Transportation taxes, spending a focus at Capitol
Published 7:14 pm Tuesday, April 2, 2019
ST. PAUL — Democrats who control the Minnesota House unveiled a transportation budget Tuesday that expands on Gov. Tim Walz’s spending and taxing proposals, while a Republican-controlled Senate committee, in a largely symbolic move, voted down his transportation tax increase plans.
Both moves helped stake out positions for what are expected to be difficult negotiations late in the legislative session on a final transportation package that will pay for roads, bridges and public transit statewide.

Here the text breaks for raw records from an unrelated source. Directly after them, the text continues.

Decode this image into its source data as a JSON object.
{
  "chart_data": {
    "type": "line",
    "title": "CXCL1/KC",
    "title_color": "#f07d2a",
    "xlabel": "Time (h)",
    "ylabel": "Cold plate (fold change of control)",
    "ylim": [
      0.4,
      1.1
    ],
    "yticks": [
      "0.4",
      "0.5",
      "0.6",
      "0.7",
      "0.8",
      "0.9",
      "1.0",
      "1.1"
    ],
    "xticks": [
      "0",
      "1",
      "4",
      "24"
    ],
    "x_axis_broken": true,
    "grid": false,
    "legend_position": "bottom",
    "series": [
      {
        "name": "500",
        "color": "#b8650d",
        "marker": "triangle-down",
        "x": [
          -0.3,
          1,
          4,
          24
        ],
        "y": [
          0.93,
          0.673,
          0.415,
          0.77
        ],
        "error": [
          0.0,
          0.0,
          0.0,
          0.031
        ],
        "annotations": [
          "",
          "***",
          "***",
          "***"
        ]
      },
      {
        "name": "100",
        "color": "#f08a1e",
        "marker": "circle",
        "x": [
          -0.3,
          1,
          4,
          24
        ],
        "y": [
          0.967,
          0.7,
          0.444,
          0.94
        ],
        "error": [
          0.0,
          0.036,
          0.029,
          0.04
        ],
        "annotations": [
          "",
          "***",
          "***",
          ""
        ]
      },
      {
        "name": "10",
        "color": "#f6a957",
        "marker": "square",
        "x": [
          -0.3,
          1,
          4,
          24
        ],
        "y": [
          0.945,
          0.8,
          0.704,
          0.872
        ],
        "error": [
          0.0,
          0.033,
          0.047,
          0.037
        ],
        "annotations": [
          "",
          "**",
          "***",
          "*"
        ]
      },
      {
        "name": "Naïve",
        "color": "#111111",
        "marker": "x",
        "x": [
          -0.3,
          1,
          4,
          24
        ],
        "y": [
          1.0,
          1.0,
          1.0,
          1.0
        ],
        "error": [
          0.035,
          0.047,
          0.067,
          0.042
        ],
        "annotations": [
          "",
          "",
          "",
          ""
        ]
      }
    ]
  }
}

Leaders of the Senate’s GOP narrow majority have been adamant that there’s no need to raise taxes when the state projects a $1 billion surplus for the upcoming two-year budget period. But Democrats, including the governor, argue that tax increases are necessary to ensure a stable, dedicated revenue source for transportation in a growing state while freeing up general fund money for education and other programs.
The House Democratic majority’s proposal largely mirrors Walz’s, although it would phase in a 20 cent gas tax increase over four years instead of the governor’s proposal for two years. Both versions would then index the gas tax for inflation. There are some differences on proposed license tab fee increases; the House version would actually lower tab fees for older cars, and House Democrats proposed a half-cent sales tax increase for the Twin Cities metro area to fund mass transit projects instead of the one-eighth-cent increase that Walz proposed.

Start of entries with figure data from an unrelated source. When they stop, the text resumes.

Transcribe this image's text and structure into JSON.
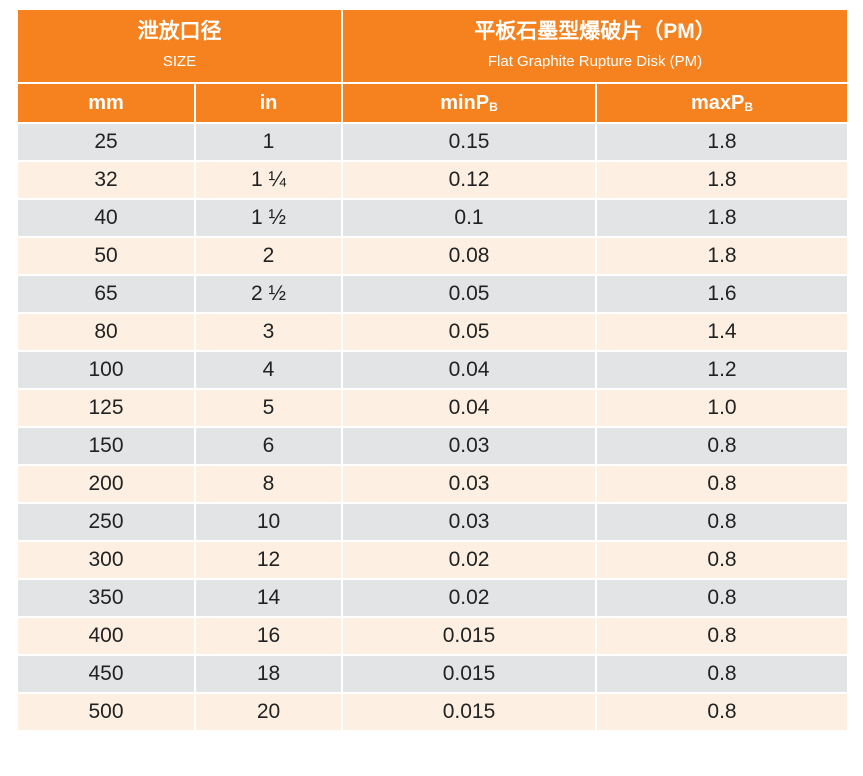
{
  "header": {
    "size_zh": "泄放口径",
    "size_en": "SIZE",
    "product_zh": "平板石墨型爆破片（PM）",
    "product_en": "Flat Graphite Rupture Disk (PM)",
    "col_mm": "mm",
    "col_in": "in",
    "col_min_base": "minP",
    "col_min_sub": "B",
    "col_max_base": "maxP",
    "col_max_sub": "B"
  },
  "colors": {
    "header_bg": "#f5821f",
    "row_gray": "#e3e4e6",
    "row_peach": "#fdf0e3"
  },
  "rows": [
    {
      "mm": "25",
      "in": "1",
      "min": "0.15",
      "max": "1.8"
    },
    {
      "mm": "32",
      "in": "1 ¼",
      "min": "0.12",
      "max": "1.8"
    },
    {
      "mm": "40",
      "in": "1 ½",
      "min": "0.1",
      "max": "1.8"
    },
    {
      "mm": "50",
      "in": "2",
      "min": "0.08",
      "max": "1.8"
    },
    {
      "mm": "65",
      "in": "2 ½",
      "min": "0.05",
      "max": "1.6"
    },
    {
      "mm": "80",
      "in": "3",
      "min": "0.05",
      "max": "1.4"
    },
    {
      "mm": "100",
      "in": "4",
      "min": "0.04",
      "max": "1.2"
    },
    {
      "mm": "125",
      "in": "5",
      "min": "0.04",
      "max": "1.0"
    },
    {
      "mm": "150",
      "in": "6",
      "min": "0.03",
      "max": "0.8"
    },
    {
      "mm": "200",
      "in": "8",
      "min": "0.03",
      "max": "0.8"
    },
    {
      "mm": "250",
      "in": "10",
      "min": "0.03",
      "max": "0.8"
    },
    {
      "mm": "300",
      "in": "12",
      "min": "0.02",
      "max": "0.8"
    },
    {
      "mm": "350",
      "in": "14",
      "min": "0.02",
      "max": "0.8"
    },
    {
      "mm": "400",
      "in": "16",
      "min": "0.015",
      "max": "0.8"
    },
    {
      "mm": "450",
      "in": "18",
      "min": "0.015",
      "max": "0.8"
    },
    {
      "mm": "500",
      "in": "20",
      "min": "0.015",
      "max": "0.8"
    }
  ]
}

“We are joining Governor Walz in offering Minnesotans a choice between crumbling roads, bridges that are structurally deficient and a mass transit system that falls further and further behind our competitors in other parts of the country, and a choice between potholes and pavement,” Majority Leader Ryan Winkler said at a news conference.
The leaders were backed up by a contingent of orange-clad members of the Laborers’ International Union of North America.
“They know this bill is one of the most important jobs bills of this session and they know that it will create good and sustainable jobs now and well into the future,” said Rep. Frank Hornstein, chairman of the House transportation committee.
The Senate transportation committee later voted largely along party lines, 9-6, against a bill that took the unusual step of breaking out Walz’s transportation tax proposals and omitting his spending proposals for roads, bridges and transit.
The committee chairman, Sen. Scott Newman, said he’ll propose a broad transportation budget bill next week, but he wanted his committee to first have a discussion about the governor’s tax proposals — and not just the gas tax.
Newman cited Walz’s proposals for higher registration and tab fees, raising the sales tax on motor vehicles from 6.5 percent to 6.875 percent, and reversing a 2017 tax law change that channels part of the sales tax on motor vehicle parts into roads instead of the state’s general fund so that it could be spent on education or other things. Newman and other Republicans want to reserve the parts tax money for transportation.
Senate Majority Leader Paul Gazelka said Newman has shown that he’s able to work with the governor on issues where they have common ground, such as finding money to fix the state’s troubled vehicle registration system known as MNLARS.
“I do believe he wants to work with the governor on what we do on transportation, but not how we fund transportation,” Gazelka said.